I do like starting stories, maybe because that part comes easily. And I do like exploring, which is a large part of it. Just as I like to read from a spectrum of literature—from sad and serious, to fun and frivolous—I like to go where my writing mood takes me. In fact, my early fantasies about writing were almost all connected to travel. I figured I could write anywhere, by which I meant everywhere, and each new place I experienced would worm its way into my fiction. Over the course of my five decades, I have gotten to go places—a lot of places, really. The writing, though, is always best upon returning—the amount of good work I’ve accomplished preening on a balcony overlooking the Andaman Sea fills maybe a small drawer. Sometimes writing is like being hunkered down with a serious illness from which doctors say you might but might not recover. I could do the radiation and die anyway. Or should I skip the radiation and spend the rest of my days relatively okay but wondering if I couldn’t have done more?

Writing is a self-conscious act, and the young Don Evans wanted to be loved for his genius, his comic timing, his creativity. Maybe I still want that, but not really. I want people to think I’m a worthy husband, father, son, and friend. I want to be known as somebody who made the lives of others better, happier. Somebody who helped foster community. As I craft my epitaph, I want my writing to fit in there somewhere, but only as a larger part of my narrative. Maybe, simply, I want my tombstone to read, “Don Evans: Good Guy.”

What I’ve learned, over the years, is the opposite of what I instinctively thought was true: writing is a self-congratulatory act.
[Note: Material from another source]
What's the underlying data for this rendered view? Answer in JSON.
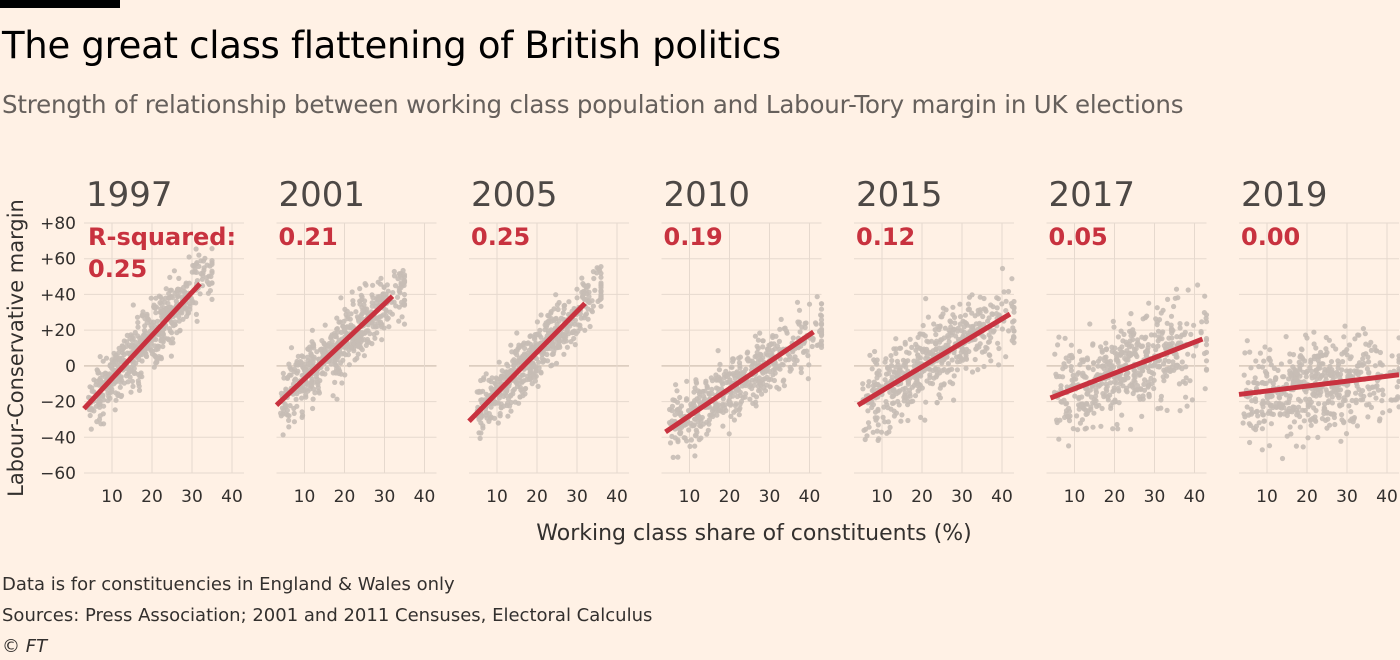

Outside praise (and criticism) can be interesting, even illuminating, but it doesn’t change the essential truth of the work itself. Any even modestly good writer must know, for him or herself, what they’ve accomplished, if anything.
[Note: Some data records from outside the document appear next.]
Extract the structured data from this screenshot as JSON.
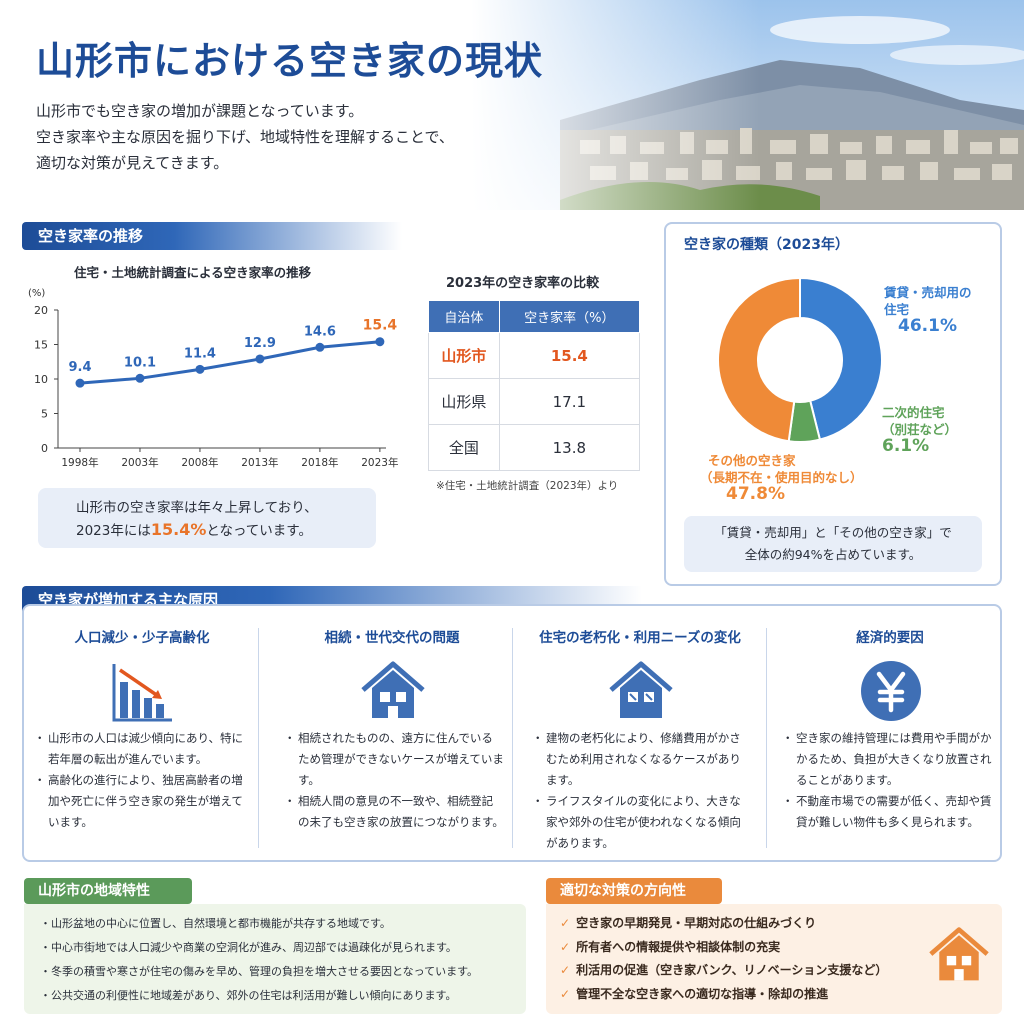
{
  "hero": {
    "title": "山形市における空き家の現状",
    "lead": [
      "山形市でも空き家の増加が課題となっています。",
      "空き家率や主な原因を掘り下げ、地域特性を理解することで、",
      "適切な対策が見えてきます。"
    ]
  },
  "trend": {
    "section_title": "空き家率の推移",
    "note_prefix": "山形市の空き家率は年々上昇しており、",
    "note_line2_pre": "2023年には",
    "note_highlight": "15.4%",
    "note_line2_post": "となっています。"
  },
  "chart_data": {
    "type": "line",
    "title": "住宅・土地統計調査による空き家率の推移",
    "ylabel": "(%)",
    "xlabel": "",
    "categories": [
      "1998年",
      "2003年",
      "2008年",
      "2013年",
      "2018年",
      "2023年"
    ],
    "values": [
      9.4,
      10.1,
      11.4,
      12.9,
      14.6,
      15.4
    ],
    "data_labels": [
      "9.4",
      "10.1",
      "11.4",
      "12.9",
      "14.6",
      "15.4"
    ],
    "ylim": [
      0,
      20
    ],
    "yticks": [
      0,
      5,
      10,
      15,
      20
    ],
    "ytick_labels": [
      "0",
      "5",
      "10",
      "15",
      "20"
    ],
    "grid": false,
    "colors": {
      "line": "#2f67b8",
      "last_label": "#e8742a",
      "label": "#2f67b8"
    }
  },
  "compare": {
    "title": "2023年の空き家率の比較",
    "headers": [
      "自治体",
      "空き家率（%）"
    ],
    "rows": [
      {
        "name": "山形市",
        "value": "15.4"
      },
      {
        "name": "山形県",
        "value": "17.1"
      },
      {
        "name": "全国",
        "value": "13.8"
      }
    ],
    "source": "※住宅・土地統計調査（2023年）より"
  },
  "types": {
    "title": "空き家の種類（2023年）",
    "slices": [
      {
        "label_lines": [
          "賃貸・売却用の",
          "住宅"
        ],
        "pct": "46.1%",
        "value": 46.1,
        "color": "#3a7fd0"
      },
      {
        "label_lines": [
          "二次的住宅",
          "（別荘など）"
        ],
        "pct": "6.1%",
        "value": 6.1,
        "color": "#5fa35a"
      },
      {
        "label_lines": [
          "その他の空き家",
          "（長期不在・使用目的なし）"
        ],
        "pct": "47.8%",
        "value": 47.8,
        "color": "#ef8a37"
      }
    ],
    "note": [
      "「賃貸・売却用」と「その他の空き家」で",
      "全体の約94%を占めています。"
    ]
  },
  "causes": {
    "section_title": "空き家が増加する主な原因",
    "items": [
      {
        "title": "人口減少・少子高齢化",
        "icon": "declining-chart-icon",
        "bullets": [
          "山形市の人口は減少傾向にあり、特に若年層の転出が進んでいます。",
          "高齢化の進行により、独居高齢者の増加や死亡に伴う空き家の発生が増えています。"
        ]
      },
      {
        "title": "相続・世代交代の問題",
        "icon": "house-icon",
        "bullets": [
          "相続されたものの、遠方に住んでいるため管理ができないケースが増えています。",
          "相続人間の意見の不一致や、相続登記の未了も空き家の放置につながります。"
        ]
      },
      {
        "title": "住宅の老朽化・利用ニーズの変化",
        "icon": "old-house-icon",
        "bullets": [
          "建物の老朽化により、修繕費用がかさむため利用されなくなるケースがあります。",
          "ライフスタイルの変化により、大きな家や郊外の住宅が使われなくなる傾向があります。"
        ]
      },
      {
        "title": "経済的要因",
        "icon": "yen-icon",
        "bullets": [
          "空き家の維持管理には費用や手間がかかるため、負担が大きくなり放置されることがあります。",
          "不動産市場での需要が低く、売却や賃貸が難しい物件も多く見られます。"
        ]
      }
    ]
  },
  "region": {
    "title": "山形市の地域特性",
    "bullets": [
      "山形盆地の中心に位置し、自然環境と都市機能が共存する地域です。",
      "中心市街地では人口減少や商業の空洞化が進み、周辺部では過疎化が見られます。",
      "冬季の積雪や寒さが住宅の傷みを早め、管理の負担を増大させる要因となっています。",
      "公共交通の利便性に地域差があり、郊外の住宅は利活用が難しい傾向にあります。"
    ]
  },
  "measures": {
    "title": "適切な対策の方向性",
    "check": "✓",
    "bullets": [
      "空き家の早期発見・早期対応の仕組みづくり",
      "所有者への情報提供や相談体制の充実",
      "利活用の促進（空き家バンク、リノベーション支援など）",
      "管理不全な空き家への適切な指導・除却の推進"
    ]
  }
}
Not that it wouldn’t be absolutely fantastic to show up at a high school reunion with a bestseller in one hand and a Man Booker Award in the other.
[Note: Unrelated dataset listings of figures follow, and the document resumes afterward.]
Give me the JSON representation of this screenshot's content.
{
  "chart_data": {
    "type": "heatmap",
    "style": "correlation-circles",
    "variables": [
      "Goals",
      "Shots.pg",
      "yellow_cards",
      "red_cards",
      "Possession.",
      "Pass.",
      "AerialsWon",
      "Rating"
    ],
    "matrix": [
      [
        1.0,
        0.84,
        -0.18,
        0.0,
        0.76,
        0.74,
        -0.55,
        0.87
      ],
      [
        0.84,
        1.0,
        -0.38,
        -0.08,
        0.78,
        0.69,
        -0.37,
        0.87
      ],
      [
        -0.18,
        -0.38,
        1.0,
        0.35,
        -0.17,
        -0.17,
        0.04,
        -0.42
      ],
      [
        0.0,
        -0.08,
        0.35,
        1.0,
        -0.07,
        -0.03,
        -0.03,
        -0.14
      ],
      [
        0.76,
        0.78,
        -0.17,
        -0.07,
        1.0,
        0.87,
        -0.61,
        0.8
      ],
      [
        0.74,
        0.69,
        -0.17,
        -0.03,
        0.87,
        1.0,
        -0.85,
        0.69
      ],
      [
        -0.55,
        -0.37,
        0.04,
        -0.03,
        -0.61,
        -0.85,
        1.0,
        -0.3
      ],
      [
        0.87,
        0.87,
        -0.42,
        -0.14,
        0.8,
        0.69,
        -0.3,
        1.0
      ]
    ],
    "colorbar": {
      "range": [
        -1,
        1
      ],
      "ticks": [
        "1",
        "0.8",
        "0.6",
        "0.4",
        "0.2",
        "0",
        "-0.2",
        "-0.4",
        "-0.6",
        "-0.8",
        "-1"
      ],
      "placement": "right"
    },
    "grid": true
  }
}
Writing is the way that I contribute to a community I love, the way I participate in the world. The most important evolution in my approach toward literature is in knowing that my part in it is miniscule. I love and believe in literature more and more as time goes by, but I’ve long since stopped loving and believing that I was the epicenter of it. The Ernest Hemingway Model requires a great deal of self-focus and disallows generosity, much less reverence, toward the incredible, diverse world of stories and those who craft them.

So while my manufactured bio is technically all true, it’s not the truth. Nor are the Don Evans Is Really Fucking Unbelievable blurbs pasted onto my book jackets and website. This is another somewhat obligatory and unpleasant act of self-marketing in which the author—ME—collects and even solicits positive comments, ignoring, of course, anything resembling criticism. There is deceit via omission. The honest companion to my Praise for Donald G. Evans section would read:

  • “Your interest in Playboy is appreciated.” The Editors, Playboy.
  • “we know how much effort went into this submission…” The Editors, Alaska Quarterly Review.
  • “thanks for your courtesy…” The North American Review
  • “Please feel encouraged…” The Iowa Review
  • “Thank you.” The New Yorker
  • “Congratulate yourself.” The Heekin Group Foundation
  • “I enjoyed this a lot. Please submit in the future. (upcoming theme: Dog)” Vignette
  • “I write to inform you that the 1996 winner of the James Jones First Novel Fellowship is Greg Herbek…” Patricia B. Heaman, Wilkes University.
  • “it is impossible for us to comment on the work, although we know it might be helpful.” The Editorial Staff, American Short Fiction
  • “A fine piece of writing but too literary for our tastes.” Speculative Fiction

I took rejection, as well as acceptance, personally for a while, and then moved on. I’m too busy to read about myself, and I don’t enjoy it. I like to interact with people and don’t mind talking about my work in the right setting. But I find a lot of what we consider necessary evils to be….well, not necessary. Of course, writers who do those things well, and who do them aggressively, tend to get better agents, publishers, sell more books, and so forth. I’m not saying I’m above prostituting myself for success. Just that I’m a picky prostitute.